Вторая дверь вела в спаленку Мэри и Джейн; она была таких же размеров, как моя, но в ней стояли две кровати и комод с зеркалом, подвешенным между верхними ящичками, в которых Мэри и Джейн хранили свои брошки. Против двери на заднюю веранду был выход в небольшой коридор. Потрепанные плюшевые портьеры отгораживали его от кухни и делили дом на две части. Здесь, на кухонной половине, можно было прыгать по стульям и шуметь и при желании забиться под стол, играя в "медведей", но там, за портьерой, на парадной половине, мы никогда не играли; туда даже не полагалось входить в грязной одежде и нечищеных башмаках.
Из коридорчика вы попадали в гостиную, где сиял чистотой линолеум, который неустанно скребли и терли щеткой; в свежевыкрашенном охрой очаге зимой всегда лежали дрова - их зажигали, когда к нам приходили гости.
Стены гостиной были увешаны фотографиями в рамках. Рамки были разные: из ракушек, из обтянутого бархатом дерева, металлические, а одна даже из пробок. Тут были и продолговатые рамки, вмещавшие несколько фотографий, и большие резные рамки, в одной из которых был снимок бородатого мужчины свирепого вида, опиравшегося на маленький столик перед водопадом. Это был дедушка Маршалл. На другой фотографии в большой рамке были старая дама в черной кружевной шали, сидевшая в неестественной позе на скамье в беседке из роз, и худой мужчина в узеньких брюках - он стоял позади, положив руку ей на плечо, и с суровым видом глядел на фотографа.
Эти два неулыбчивых человека были родители моей матери. Отец, смотря на эти фотографии, неизменно повторял, что у дедушки колени большие, как у жеребенка, но мать утверждала, что всему виной узенькие брючки. Мне при взгляде на фотографии прежде всего бросались в глаза дедушкины колени, и я начинал думать о жеребятах.
В гостиной отец всегда сидел за книгой. Он читал "Невиновен, или В защиту горемыки" Роберта Блэчфорда и "Мою блестящую карьеру" Майлс Франклин.
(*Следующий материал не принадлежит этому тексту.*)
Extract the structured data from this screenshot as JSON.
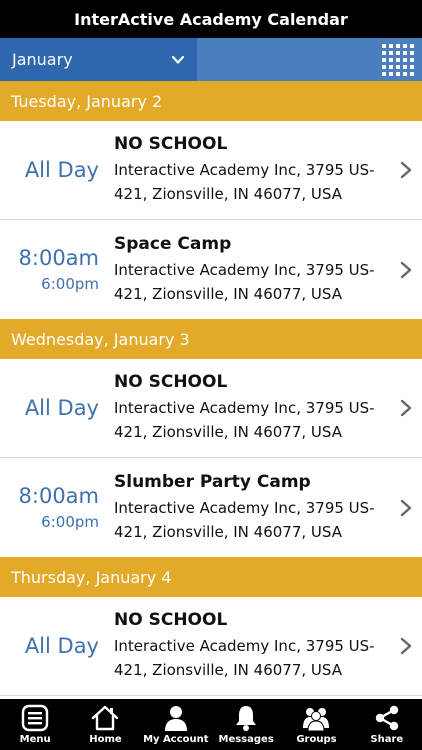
{
  "app": {
    "title": "InterActive Academy Calendar"
  },
  "month_selector": {
    "value": "January"
  },
  "days": [
    {
      "header": "Tuesday, January 2",
      "events": [
        {
          "all_day": "All Day",
          "title": "NO SCHOOL",
          "location_line1": "Interactive Academy Inc, 3795 US-",
          "location_line2": "421, Zionsville, IN 46077, USA"
        },
        {
          "start": "8:00am",
          "end": "6:00pm",
          "title": "Space Camp",
          "location_line1": "Interactive Academy Inc, 3795 US-",
          "location_line2": "421, Zionsville, IN 46077, USA"
        }
      ]
    },
    {
      "header": "Wednesday, January 3",
      "events": [
        {
          "all_day": "All Day",
          "title": "NO SCHOOL",
          "location_line1": "Interactive Academy Inc, 3795 US-",
          "location_line2": "421, Zionsville, IN 46077, USA"
        },
        {
          "start": "8:00am",
          "end": "6:00pm",
          "title": "Slumber Party Camp",
          "location_line1": "Interactive Academy Inc, 3795 US-",
          "location_line2": "421, Zionsville, IN 46077, USA"
        }
      ]
    },
    {
      "header": "Thursday, January 4",
      "events": [
        {
          "all_day": "All Day",
          "title": "NO SCHOOL",
          "location_line1": "Interactive Academy Inc, 3795 US-",
          "location_line2": "421, Zionsville, IN 46077, USA"
        }
      ]
    }
  ],
  "tabs": [
    {
      "label": "Menu",
      "icon": "menu-icon"
    },
    {
      "label": "Home",
      "icon": "home-icon"
    },
    {
      "label": "My Account",
      "icon": "account-icon"
    },
    {
      "label": "Messages",
      "icon": "bell-icon"
    },
    {
      "label": "Groups",
      "icon": "groups-icon"
    },
    {
      "label": "Share",
      "icon": "share-icon"
    }
  ],
  "colors": {
    "title_bar": "#000000",
    "month_bar": "#4a7ebf",
    "month_select": "#2f67ae",
    "day_header": "#e3a929",
    "time_text": "#3e72ad",
    "tab_bar": "#000000"
  }
}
Он очень любил эти книги, которые ему подарил Питер Финли, и часто о них говорил.
Он не раз повторял:
- Люблю книги, которые говорят правду; по мне, лучше огорчиться от правды, чем развеселиться от лжи; пропади я пропадом, если это не так.
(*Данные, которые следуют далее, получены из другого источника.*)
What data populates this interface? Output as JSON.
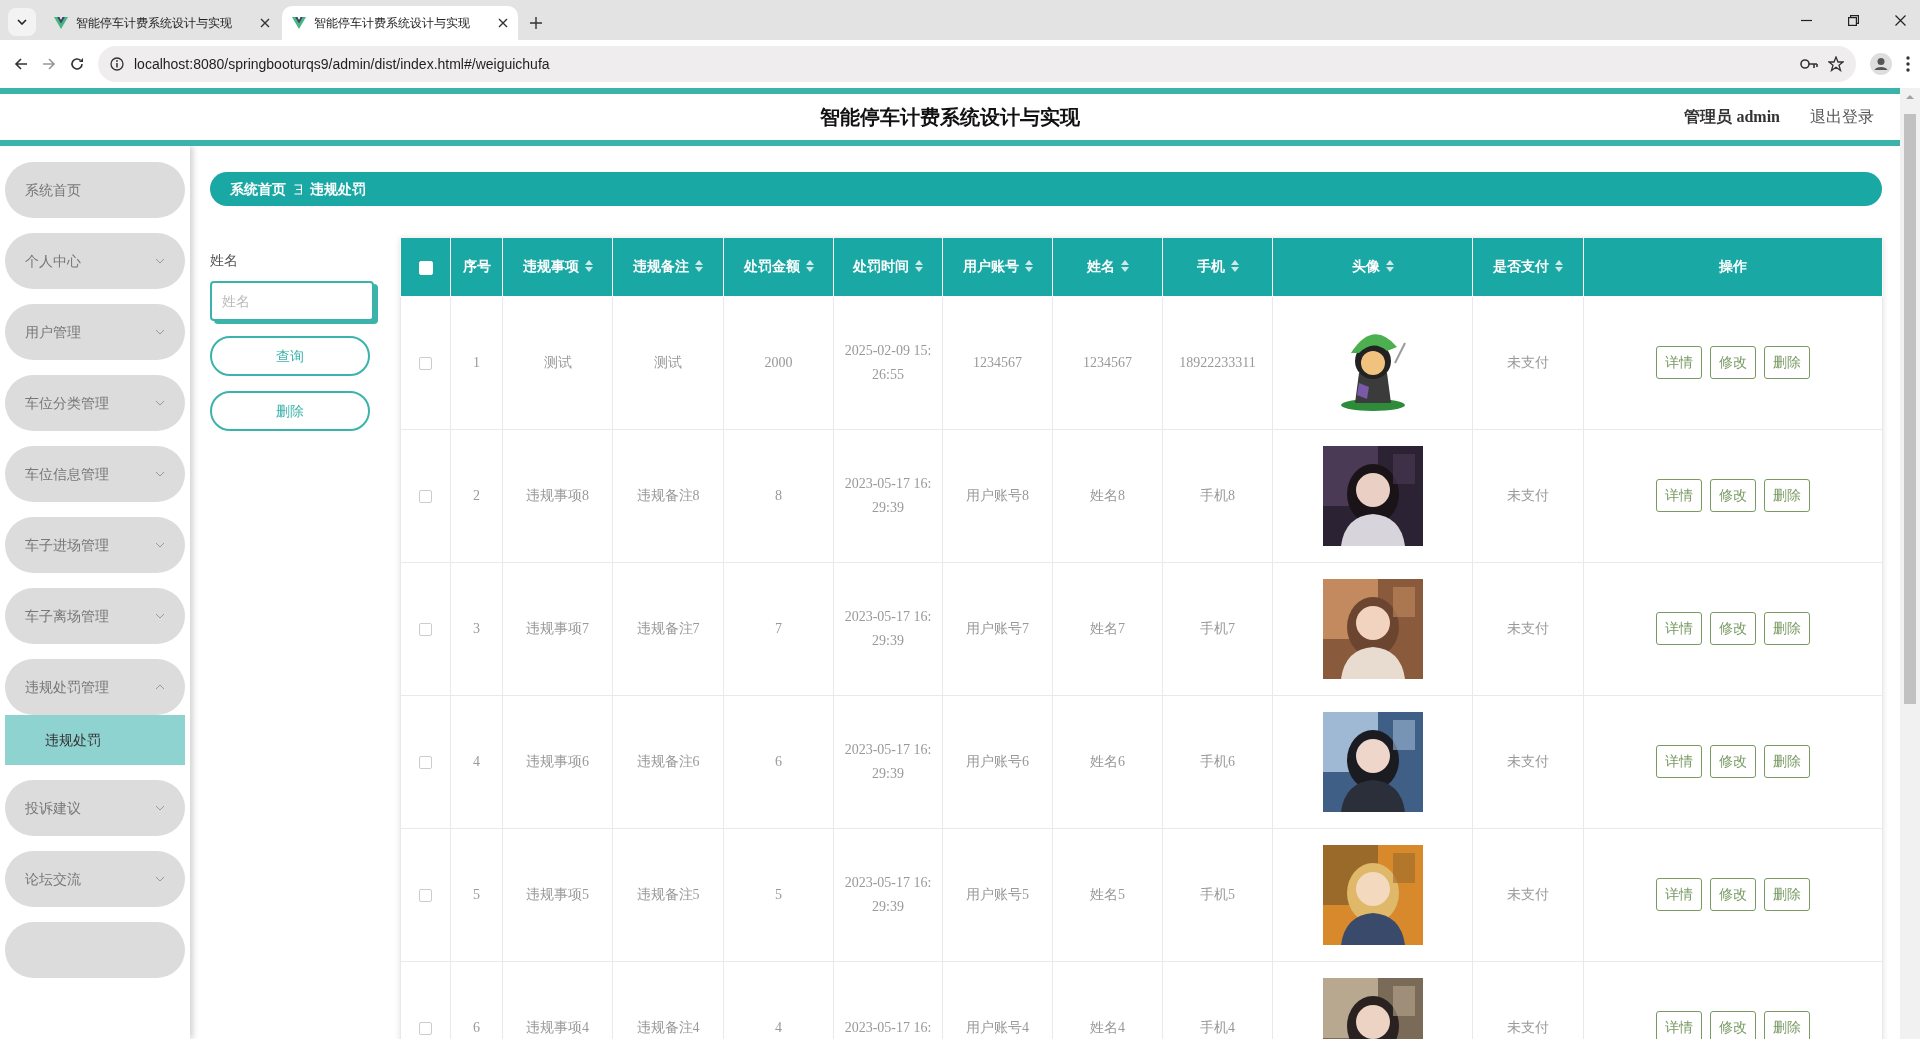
{
  "browser": {
    "tabs": [
      {
        "title": "智能停车计费系统设计与实现",
        "selected": false
      },
      {
        "title": "智能停车计费系统设计与实现",
        "selected": true
      }
    ],
    "url": "localhost:8080/springbooturqs9/admin/dist/index.html#/weiguichufa"
  },
  "header": {
    "title": "智能停车计费系统设计与实现",
    "user": "管理员 admin",
    "logout": "退出登录"
  },
  "sidebar": {
    "items": [
      {
        "label": "系统首页",
        "kind": "link"
      },
      {
        "label": "个人中心",
        "kind": "group",
        "expanded": false
      },
      {
        "label": "用户管理",
        "kind": "group",
        "expanded": false
      },
      {
        "label": "车位分类管理",
        "kind": "group",
        "expanded": false
      },
      {
        "label": "车位信息管理",
        "kind": "group",
        "expanded": false
      },
      {
        "label": "车子进场管理",
        "kind": "group",
        "expanded": false
      },
      {
        "label": "车子离场管理",
        "kind": "group",
        "expanded": false
      },
      {
        "label": "违规处罚管理",
        "kind": "group",
        "expanded": true,
        "children": [
          {
            "label": "违规处罚",
            "selected": true
          }
        ]
      },
      {
        "label": "投诉建议",
        "kind": "group",
        "expanded": false
      },
      {
        "label": "论坛交流",
        "kind": "group",
        "expanded": false
      }
    ]
  },
  "breadcrumb": [
    "系统首页",
    "违规处罚"
  ],
  "search": {
    "label": "姓名",
    "placeholder": "姓名",
    "buttons": [
      "查询",
      "删除"
    ]
  },
  "table": {
    "select_all": false,
    "columns": [
      {
        "label": "序号",
        "sortable": false
      },
      {
        "label": "违规事项",
        "sortable": true
      },
      {
        "label": "违规备注",
        "sortable": true
      },
      {
        "label": "处罚金额",
        "sortable": true
      },
      {
        "label": "处罚时间",
        "sortable": true
      },
      {
        "label": "用户账号",
        "sortable": true
      },
      {
        "label": "姓名",
        "sortable": true
      },
      {
        "label": "手机",
        "sortable": true
      },
      {
        "label": "头像",
        "sortable": true
      },
      {
        "label": "是否支付",
        "sortable": true
      },
      {
        "label": "操作",
        "sortable": false
      }
    ],
    "rows": [
      {
        "checked": false,
        "cells": [
          "1",
          "测试",
          "测试",
          "2000",
          "2025-02-09 15:26:55",
          "1234567",
          "1234567",
          "18922233311"
        ],
        "paid": "未支付",
        "actions": [
          "详情",
          "修改",
          "删除"
        ]
      },
      {
        "checked": false,
        "cells": [
          "2",
          "违规事项8",
          "违规备注8",
          "8",
          "2023-05-17 16:29:39",
          "用户账号8",
          "姓名8",
          "手机8"
        ],
        "paid": "未支付",
        "actions": [
          "详情",
          "修改",
          "删除"
        ]
      },
      {
        "checked": false,
        "cells": [
          "3",
          "违规事项7",
          "违规备注7",
          "7",
          "2023-05-17 16:29:39",
          "用户账号7",
          "姓名7",
          "手机7"
        ],
        "paid": "未支付",
        "actions": [
          "详情",
          "修改",
          "删除"
        ]
      },
      {
        "checked": false,
        "cells": [
          "4",
          "违规事项6",
          "违规备注6",
          "6",
          "2023-05-17 16:29:39",
          "用户账号6",
          "姓名6",
          "手机6"
        ],
        "paid": "未支付",
        "actions": [
          "详情",
          "修改",
          "删除"
        ]
      },
      {
        "checked": false,
        "cells": [
          "5",
          "违规事项5",
          "违规备注5",
          "5",
          "2023-05-17 16:29:39",
          "用户账号5",
          "姓名5",
          "手机5"
        ],
        "paid": "未支付",
        "actions": [
          "详情",
          "修改",
          "删除"
        ]
      },
      {
        "checked": false,
        "cells": [
          "6",
          "违规事项4",
          "违规备注4",
          "4",
          "2023-05-17 16:",
          "用户账号4",
          "姓名4",
          "手机4"
        ],
        "paid": "未支付",
        "actions": [
          "详情",
          "修改",
          "删除"
        ]
      }
    ]
  }
}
Он пришел из конюшни, где задавал лошадям корм, сел в кресло, набитое конским волосом (когда я пристраивался на нем, волос колол меня через штаны), и сказал:
- В мешке резки, который я купил на днях у Симмонса, полно овса. Давно мне не попадалось такого удачного мешка. Он говорит, что это солома старого Пэдди О'Лофлэна. - Отец улыбнулся мне, - Как тебе нравится дома, старина?
- Ох, хорошо, - сказал я.
- Еще бы, - подтвердил отец. Он стал стаскивать свои "эластичные" сапоги, и на лице его появилась гримаса. - Немного погодя я покатаю тебя по двору и покажу щенят Мэг.
- Почему бы тебе не купить еще резки, пока ее всю не распродали? - предложила мать.
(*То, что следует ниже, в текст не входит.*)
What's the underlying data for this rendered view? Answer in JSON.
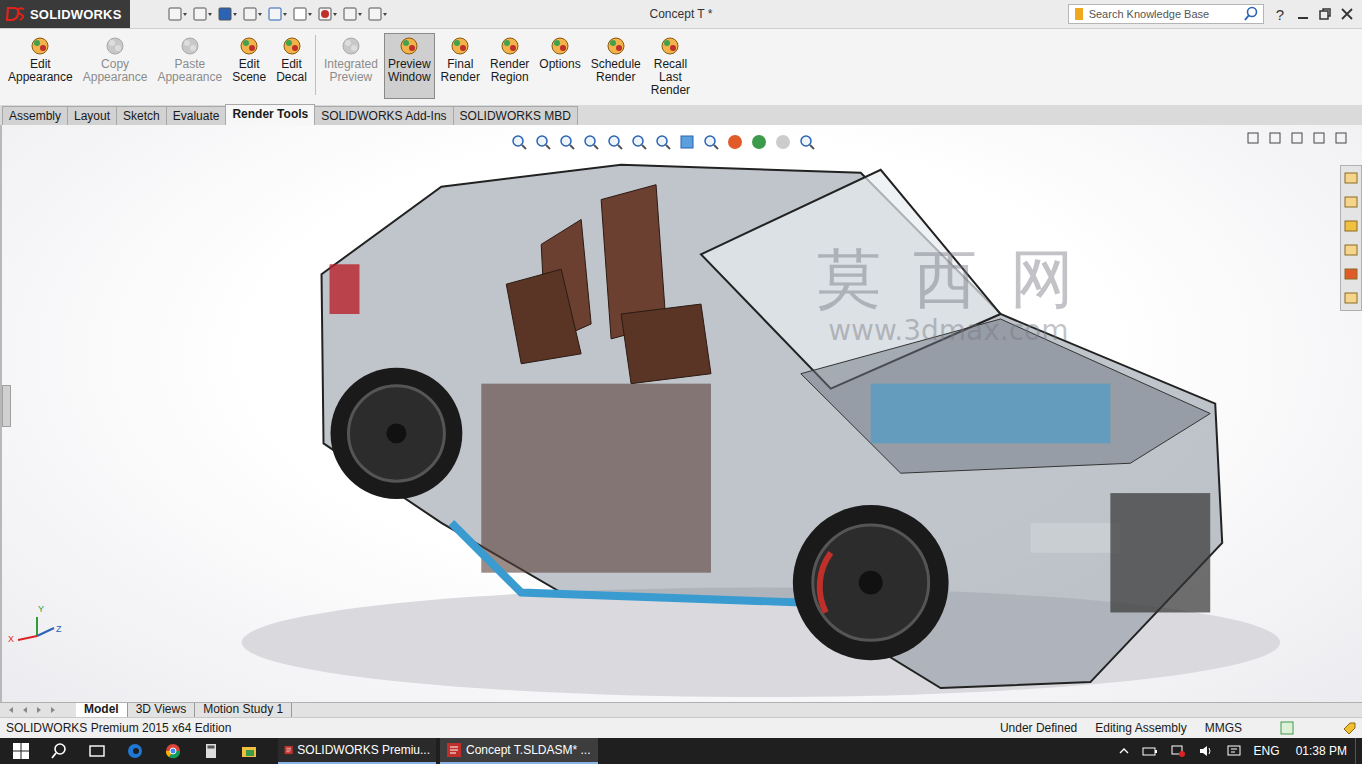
{
  "app": {
    "logo": "SOLIDWORKS"
  },
  "window": {
    "title": "Concept T *"
  },
  "search": {
    "placeholder": "Search Knowledge Base"
  },
  "help": "?",
  "commands": [
    {
      "lines": [
        "Edit",
        "Appearance"
      ],
      "disabled": false,
      "selected": false
    },
    {
      "lines": [
        "Copy",
        "Appearance"
      ],
      "disabled": true,
      "selected": false
    },
    {
      "lines": [
        "Paste",
        "Appearance"
      ],
      "disabled": true,
      "selected": false
    },
    {
      "lines": [
        "Edit",
        "Scene"
      ],
      "disabled": false,
      "selected": false
    },
    {
      "lines": [
        "Edit",
        "Decal"
      ],
      "disabled": false,
      "selected": false
    },
    {
      "lines": [
        "Integrated",
        "Preview"
      ],
      "disabled": true,
      "selected": false
    },
    {
      "lines": [
        "Preview",
        "Window"
      ],
      "disabled": false,
      "selected": true
    },
    {
      "lines": [
        "Final",
        "Render"
      ],
      "disabled": false,
      "selected": false
    },
    {
      "lines": [
        "Render",
        "Region"
      ],
      "disabled": false,
      "selected": false
    },
    {
      "lines": [
        "Options"
      ],
      "disabled": false,
      "selected": false
    },
    {
      "lines": [
        "Schedule",
        "Render"
      ],
      "disabled": false,
      "selected": false
    },
    {
      "lines": [
        "Recall",
        "Last",
        "Render"
      ],
      "disabled": false,
      "selected": false
    }
  ],
  "tabs": [
    {
      "label": "Assembly",
      "selected": false
    },
    {
      "label": "Layout",
      "selected": false
    },
    {
      "label": "Sketch",
      "selected": false
    },
    {
      "label": "Evaluate",
      "selected": false
    },
    {
      "label": "Render Tools",
      "selected": true
    },
    {
      "label": "SOLIDWORKS Add-Ins",
      "selected": false
    },
    {
      "label": "SOLIDWORKS MBD",
      "selected": false
    }
  ],
  "watermark": {
    "chinese": "莫 西 网",
    "url": "www.3dmax.com"
  },
  "triad": {
    "y": "Y",
    "x": "X",
    "z": "Z"
  },
  "view_tabs": [
    {
      "label": "Model",
      "selected": true
    },
    {
      "label": "3D Views",
      "selected": false
    },
    {
      "label": "Motion Study 1",
      "selected": false
    }
  ],
  "status_bar": {
    "edition": "SOLIDWORKS Premium 2015 x64 Edition",
    "items": [
      "Under Defined",
      "Editing Assembly",
      "MMGS"
    ]
  },
  "taskbar": {
    "tasks": [
      {
        "label": "SOLIDWORKS Premiu...",
        "selected": false
      },
      {
        "label": "Concept T.SLDASM* ...",
        "selected": true
      }
    ],
    "language": "ENG",
    "time": "01:38 PM"
  }
}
- Я так и думаю сделать. Скажу, чтобы Симмонс оставил ее за мной: овес Пэдди - с коротким стеблем, кустистый.
- Когда мне можно будет снова походить на костылях? - спросил я. Мать напомнила:
- Алан, доктор сказал, что ты должен ежедневно лежать по часу.
- Нелегкое это будет дело, - проворчал отец, разглядывая подошвы своих сапог.
- Ничего не поделаешь.

-
Это верно. Не забывай, Алан, каждый день ты должен немного лежать. Но и на костылях ты сможешь ходить ежедневно. Я сделаю на ручках обивку из конского волоса. Ведь сейчас тебе от них больно под мышками?
- Больно.
Держа перед собой сапог, отец быстро посмотрел на меня: во взгляде его была озабоченность.
- Пододвинь свое кресло к столу, - сказала ему мать.
Она подкатила мою коляску поближе к отцу, выпрямилась и улыбнулась.
- Что ж, - сказала она, - сейчас у нас снова в доме двое мужчин, и мне уже не придется так много работать как раньше.